My favorite movie of the year, Sicario, is also the most upsetting. What easily could have been a routine tactical procedural (hella Kevlar and Oakley blades) instead is a supremely disquieting horror movie about endless wars and the callous men flying in and out of a fortified castles while keeping the trauma at a simmer. Sicario depicts Juarez as a hell just across the river, kept ablaze by a murderous chess match between shadowy military industrial complex cowboys and mournfully stoic cartel family men. The movie received some pushback from the mayor of Juarez who protested that Juarez was no longer as dangerous, so it’s best to imagine it takes place in 2010 when almost a hundred people a day were murdered there, making it the most violent city in the world.
But much of Sicario’s weight comes from its symbolic depiction of Juarez. Britt Hayes astutely writes:
“It is, essentially, the best film about sexual assault that features no actual sexual assault. Instead, Villeneuve brilliantly uses the idea of rape in abstract, the entirety of Sicario permeates with that specific feeling of helplessness, despair, and suffocation.”
Sicario, like the best “violent” movies (where the act and threat of violence is a central character and theme)—Eastern Promises, Taxi Driver, Sexy Beast—gets that when you see something horrible, a painting is created that hangs in your mind until you die. It is immediately aestheticized and frozen and the memory is awful and beautifully vivid. Thus, I remember my coworkers in Beijing getting into an emotional fistfight and one getting hit in the eye and crying rage tears of blood. I remember seeing a car outside my sister’s gallery flip onto its side and hit a telephone pole, and when I went to help the driver he was clutching his arm and when he let go a stream of hot blood from a cut artery hit me in the face—warm, the way I’d imagine milk from an udder. And I remember these moments as clearly as the swallows darting in an out of the mist and rainbows off Iguazu Falls, and the poles turning gold with sunset at Walter Di Maria’s Lightning Field. It’s true, it is red, but it really stains.
2 comments
This essay is like the Dennis Miller of writing (and I bet Tipper Gore would agree). Seriously though, isn’t this just a really long way of saying we need better porn?
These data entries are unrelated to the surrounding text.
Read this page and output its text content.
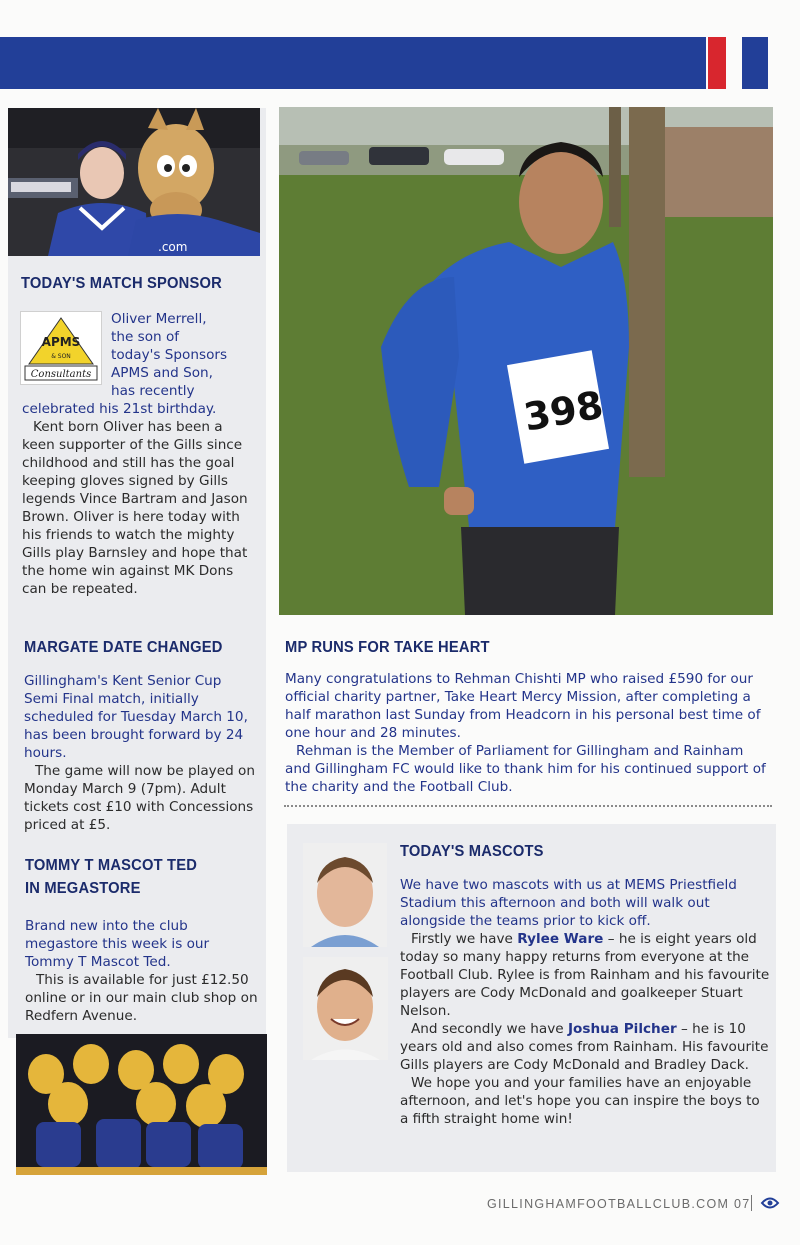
.com
TODAY'S MATCH SPONSOR
APMS
& SON
Consultants

Oliver Merrell,

the son of

today's Sponsors

APMS and Son,

has recently

celebrated his 21st birthday.

Kent born Oliver has been a keen supporter of the Gills since childhood and still has the goal keeping gloves signed by Gills legends Vince Bartram and Jason Brown. Oliver is here today with his friends to watch the mighty Gills play Barnsley and hope that the home win against MK Dons can be repeated.

MARGATE DATE CHANGED

Gillingham's Kent Senior Cup Semi Final match, initially scheduled for Tuesday March 10, has been brought forward by 24 hours.

The game will now be played on Monday March 9 (7pm). Adult tickets cost £10 with Concessions priced at £5.

TOMMY T MASCOT TED
IN MEGASTORE

Brand new into the club megastore this week is our Tommy T Mascot Ted.

This is available for just £12.50 online or in our main club shop on Redfern Avenue.

398
MP RUNS FOR TAKE HEART

Many congratulations to Rehman Chishti MP who raised £590 for our official charity partner, Take Heart Mercy Mission, after completing a half marathon last Sunday from Headcorn in his personal best time of one hour and 28 minutes.

Rehman is the Member of Parliament for Gillingham and Rainham and Gillingham FC would like to thank him for his continued support of the charity and the Football Club.

TODAY'S MASCOTS

We have two mascots with us at MEMS Priestfield Stadium this afternoon and both will walk out alongside the teams prior to kick off.

Firstly we have Rylee Ware – he is eight years old today so many happy returns from everyone at the Football Club. Rylee is from Rainham and his favourite players are Cody McDonald and goalkeeper Stuart Nelson.

And secondly we have Joshua Pilcher – he is 10 years old and also comes from Rainham. His favourite Gills players are Cody McDonald and Bradley Dack.

We hope you and your families have an enjoyable afternoon, and let's hope you can inspire the boys to a fifth straight home win!

GILLINGHAMFOOTBALLCLUB.COM 07
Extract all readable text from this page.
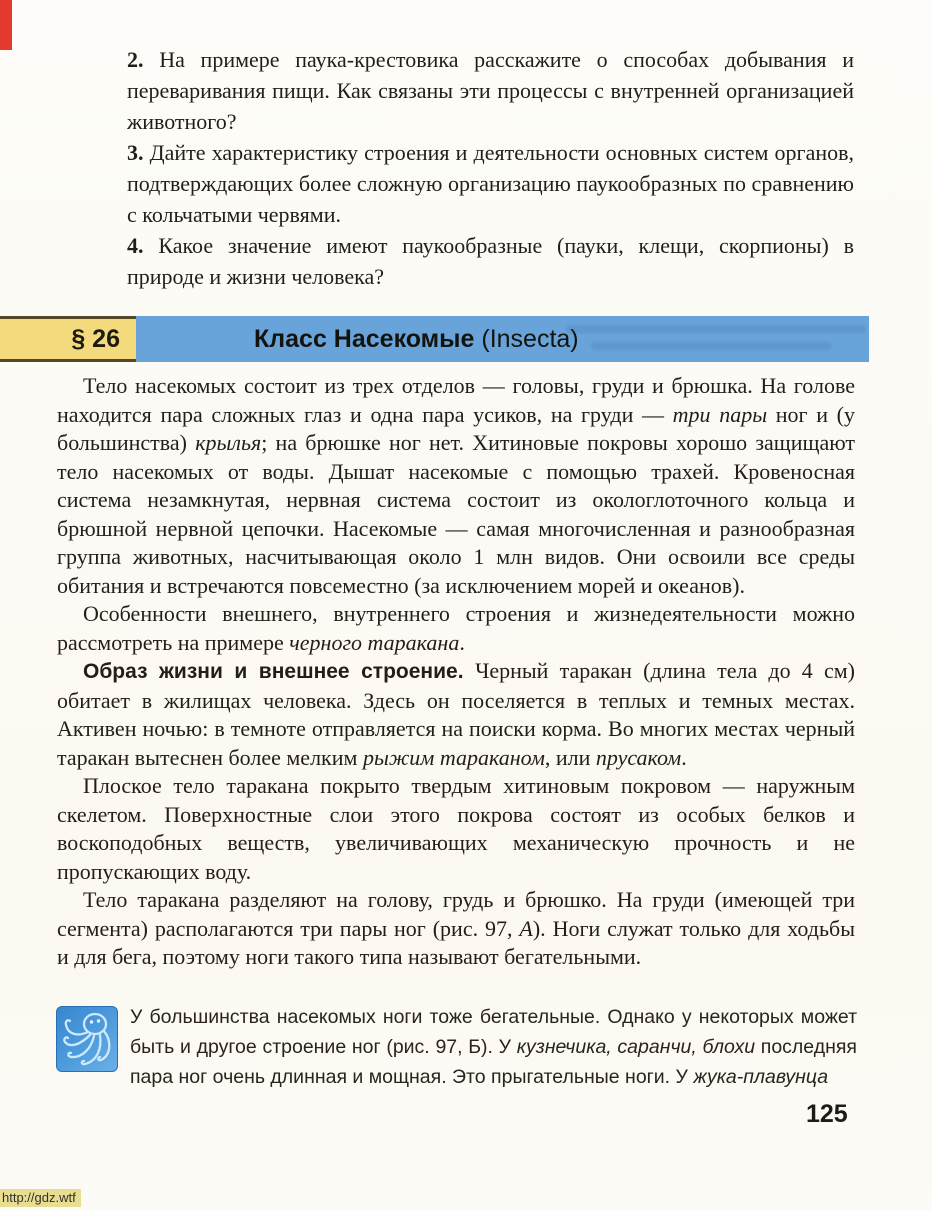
2. На примере паука-крестовика расскажите о способах добывания и переваривания пищи. Как связаны эти процессы с внутренней организацией животного?

3. Дайте характеристику строения и деятельности основных систем органов, подтверждающих более сложную организацию паукообразных по сравнению с кольчатыми червями.

4. Какое значение имеют паукообразные (пауки, клещи, скорпионы) в природе и жизни человека?

§ 26	Класс Насекомые (Insecta)

Тело насекомых состоит из трех отделов — головы, груди и брюшка. На голове находится пара сложных глаз и одна пара усиков, на груди — три пары ног и (у большинства) крылья; на брюшке ног нет. Хитиновые покровы хорошо защищают тело насекомых от воды. Дышат насекомые с помощью трахей. Кровеносная система незамкнутая, нервная система состоит из окологлоточного кольца и брюшной нервной цепочки. Насекомые — самая многочисленная и разнообразная группа животных, насчитывающая около 1 млн видов. Они освоили все среды обитания и встречаются повсеместно (за исключением морей и океанов).

Особенности внешнего, внутреннего строения и жизнедеятельности можно рассмотреть на примере черного таракана.

Образ жизни и внешнее строение. Черный таракан (длина тела до 4 см) обитает в жилищах человека. Здесь он поселяется в теплых и темных местах. Активен ночью: в темноте отправляется на поиски корма. Во многих местах черный таракан вытеснен более мелким рыжим тараканом, или прусаком.

Плоское тело таракана покрыто твердым хитиновым покровом — наружным скелетом. Поверхностные слои этого покрова состоят из особых белков и воскоподобных веществ, увеличивающих механическую прочность и не пропускающих воду.

Тело таракана разделяют на голову, грудь и брюшко. На груди (имеющей три сегмента) располагаются три пары ног (рис. 97, А). Ноги служат только для ходьбы и для бега, поэтому ноги такого типа называют бегательными.

У большинства насекомых ноги тоже бегательные. Однако у некоторых может быть и другое строение ног (рис. 97, Б). У кузнечика, саранчи, блохи последняя пара ног очень длинная и мощная. Это прыгательные ноги. У жука-плавунца
125
http://gdz.wtf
I just got back from seeing The Revenant, and it is both brutal and brilliant. You said that you couldn’t think of a movie that was rated NC-17 or released unrated solely because of violence, but I can think of a few from decades past. Henry: Portrait of a Serial Killer was released unrated after it received the X or NC-17 (I can’t remember if it came out before or after the creation of that NC-17 rating). There were a few other movies in the ’80s that were released in both R-rated versions and unrated versions with additional violent content (Re-animator comes immediately to mind). In this age of CGI special effects, filmmakers can now create any image that suits their story including images of violence that couldn’t have been included in previous eras. When I saw Final Destination, I was amazed that the movie garnered just an R-rating. If the special effects wizards of the 1980s could have created such sequences with non-CGI technology, that movie would most assuredly have received an X or NC-17.
Since CGI is so prevalent, we have become used to seeing it. We see a violent sequence on screen, and our mind tells us it’s fake because we know it was created with computer technology. So, I think, we have become jaded. The ratings, therefore, have been relaxed in regards to violent content. When we see graphic nudity or sex, we know that that image wasn’t created with a computer and that the actors in the scene really put themselves out there in that manner. I don’t know why this should make a difference to the people who rate movies, but it still does. I wish it didn’t.